データの所有者が複数存在する場合、データ所有者ごとにデータ リストを生成する必要があります。データ所有者ごとに接続して、[インデックスの再構築(Rebuild Indexes)] ツールと [データセットの分析(Analyze Datasets)] ツールを実行します。
# Execute rebuild indexes and analyze datasets
# Note: to use the "SYSTEM" option, the user must be an administrator.
workspace = "Database Connections/user1.sde"
arcpy.RebuildIndexes_management(workspace, "NO_SYSTEM", dataList, "ALL")
arcpy.AnalyzeDatasets_management(workspace, "NO_SYSTEM", dataList, "ANALYZE_BASE", "ANALYZE_DELTA", "ANALYZE_ARCHIVE")
完全なコードの例
以下のコード例では、上記のすべての項目を組み合わせて次の操作を実行します。
- 接続しているユーザを特定します。
- 電子メール通知を送信します。
- ジオデータベースによる新しい接続の受け入れを禁止します。
- ユーザの接続を切断します。
- バージョンのリコンサイルと変更内容のポストを行います。
- ジオデータベースを圧縮します。
- ジオデータベースによる新しい接続の受け入れを許可します。
- システム テーブルのインデックスを再構築し、統計情報を更新します。
import arcpy, time, smtplib
# Set the workspace
arcpy.env.workspace = 'Database Connections/admin.sde'
# Set a variable for the workspace
workspace = arcpy.env.workspace
# Get a list of connected users.
userList = arcpy.ListUsers("Database Connections/admin.sde")
# Get a list of user names of users currently connected and make email addresses
emailList = [u.Name + "@yourcompany.com" for user in arcpy.ListUsers("Database Connections/admin.sde")]
# Take the email list and use it to send an email to connected users.
SERVER = "mailserver.yourcompany.com"
FROM = "SDE Admin <python@yourcompany.com>"
TO = emailList
SUBJECT = "Maintenance is about to be performed"
MSG = "Auto generated Message.\n\rServer maintenance will be performed in 15 minutes. Please log off."
# Prepare actual message
MESSAGE = """\
From: %s
To: %s
Subject: %s
%s
""" % (FROM, ", ".join(TO), SUBJECT, MSG)
# Send the mail
server = smtplib.SMTP(SERVER)
server.sendmail(FROM, TO, MESSAGE)
server.quit()
# Block new connections to the database.
arcpy.AcceptConnections('Database Connections/admin.sde', False)
# Wait 15 minutes
time.sleep(900)
# Disconnect all users from the database.
arcpy.DisconnectUser('Database Connections/admin.sde', "ALL")
# Get a list of versions to pass into the ReconcileVersions tool.
versionList = arcpy.ListVersions('Database Connections/admin.sde')
# Execute the ReconcileVersions tool.
arcpy.ReconcileVersions_management('Database Connections/admin.sde', "ALL_VERSIONS", "sde.DEFAULT", versionList, "LOCK_ACQUIRED", "NO_ABORT", "BY_OBJECT", "FAVOR_TARGET_VERSION", "POST", "DELETE_VERSION", "c:/temp/reconcilelog.txt")
# Run the compress tool.
arcpy.Compress_management('Database Connections/admin.sde')

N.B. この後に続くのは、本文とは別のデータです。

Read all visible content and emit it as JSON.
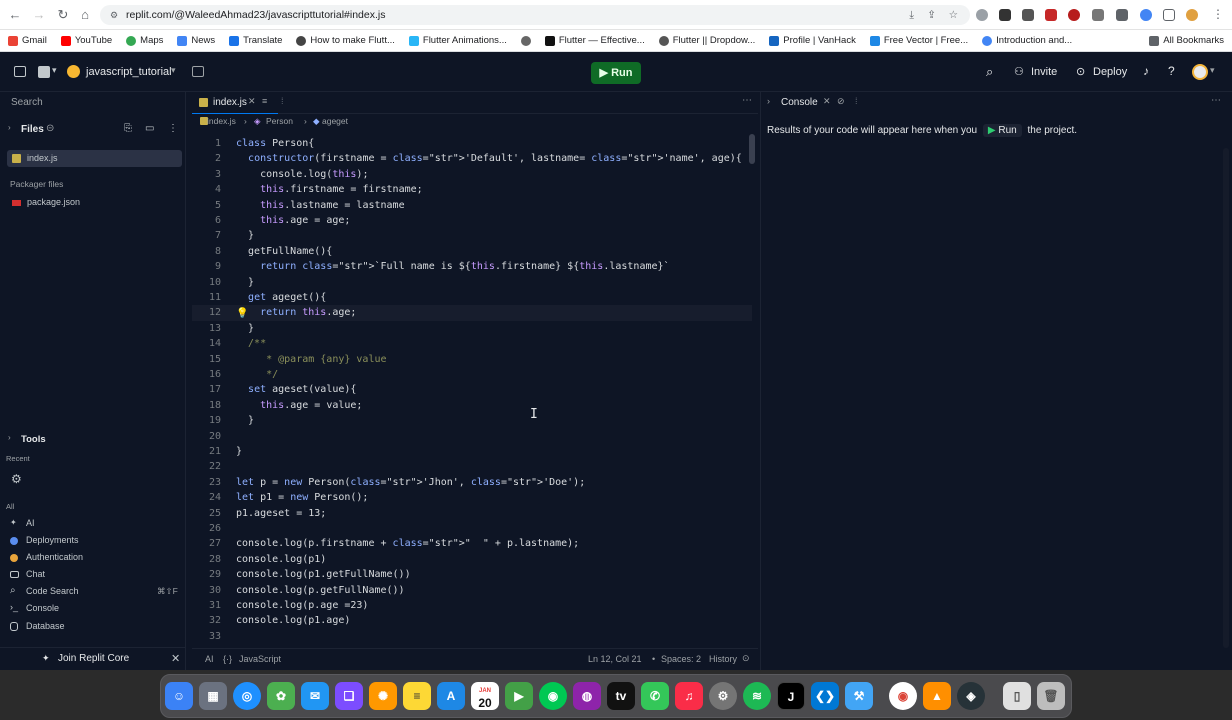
{
  "browser": {
    "url": "replit.com/@WaleedAhmad23/javascripttutorial#index.js",
    "bookmarks": [
      "Gmail",
      "YouTube",
      "Maps",
      "News",
      "Translate",
      "How to make Flutt...",
      "Flutter Animations...",
      "",
      "Flutter — Effective...",
      "Flutter || Dropdow...",
      "Profile | VanHack",
      "Free Vector | Free...",
      "Introduction and..."
    ],
    "all_bookmarks": "All Bookmarks"
  },
  "header": {
    "project_name": "javascript_tutorial",
    "run_label": "Run",
    "invite_label": "Invite",
    "deploy_label": "Deploy"
  },
  "sidebar": {
    "search_placeholder": "Search",
    "files_label": "Files",
    "active_file": "index.js",
    "packager_label": "Packager files",
    "package_file": "package.json",
    "tools_label": "Tools",
    "recent_label": "Recent",
    "all_label": "All",
    "tools": [
      "AI",
      "Deployments",
      "Authentication",
      "Chat",
      "Code Search",
      "Console",
      "Database"
    ],
    "code_search_shortcut": "⌘⇧F",
    "join_label": "Join Replit Core"
  },
  "editor": {
    "tab_name": "index.js",
    "breadcrumb": [
      "index.js",
      "Person",
      "ageget"
    ],
    "cursor_line": 12,
    "lines": [
      "class Person{",
      "  constructor(firstname = 'Default', lastname= 'name', age){",
      "    console.log(this);",
      "    this.firstname = firstname;",
      "    this.lastname = lastname",
      "    this.age = age;",
      "  }",
      "  getFullName(){",
      "    return `Full name is ${this.firstname} ${this.lastname}`",
      "  }",
      "  get ageget(){",
      "    return this.age;",
      "  }",
      "  /**",
      "     * @param {any} value",
      "     */",
      "  set ageset(value){",
      "    this.age = value;",
      "  }",
      "",
      "}",
      "",
      "let p = new Person('Jhon', 'Doe');",
      "let p1 = new Person();",
      "p1.ageset = 13;",
      "",
      "console.log(p.firstname + \"  \" + p.lastname);",
      "console.log(p1)",
      "console.log(p1.getFullName())",
      "console.log(p.getFullName())",
      "console.log(p.age =23)",
      "console.log(p1.age)",
      ""
    ],
    "status": {
      "ai": "AI",
      "language": "JavaScript",
      "position": "Ln 12, Col 21",
      "spaces": "Spaces: 2",
      "history": "History"
    }
  },
  "console": {
    "tab_name": "Console",
    "message_prefix": "Results of your code will appear here when you",
    "run_label": "Run",
    "message_suffix": "the project."
  },
  "dock": {
    "calendar_day": "20",
    "calendar_month": "JAN"
  }
}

# Allow the database to begin accepting connections again
arcpy.AcceptConnections('Database Connections/admin.sde', True)
# Get a list of datasets owned by the admin user
# Rebuild indexes and analyze the states and states_lineages system tables
arcpy.RebuildIndexes_management(workspace, "SYSTEM", "ALL")
arcpy.AnalyzeDatasets_management(workspace, "SYSTEM", "ANALYZE_BASE", "ANALYZE_DELTA", "ANALYZE_ARCHIVE")
スクリプトの自動スケジュール設定
スクリプトが完成したら、オペレーティング システムのタスク スケジューラを使用してスケジュールを設定し、特定の時間に設定された時間間隔でスクリプトを実行できます。
Windows で実行するスケジュールされたタスクの設定については、「Python スクリプトを指定の時間に実行するようスケジュールを設定する」をご参照ください。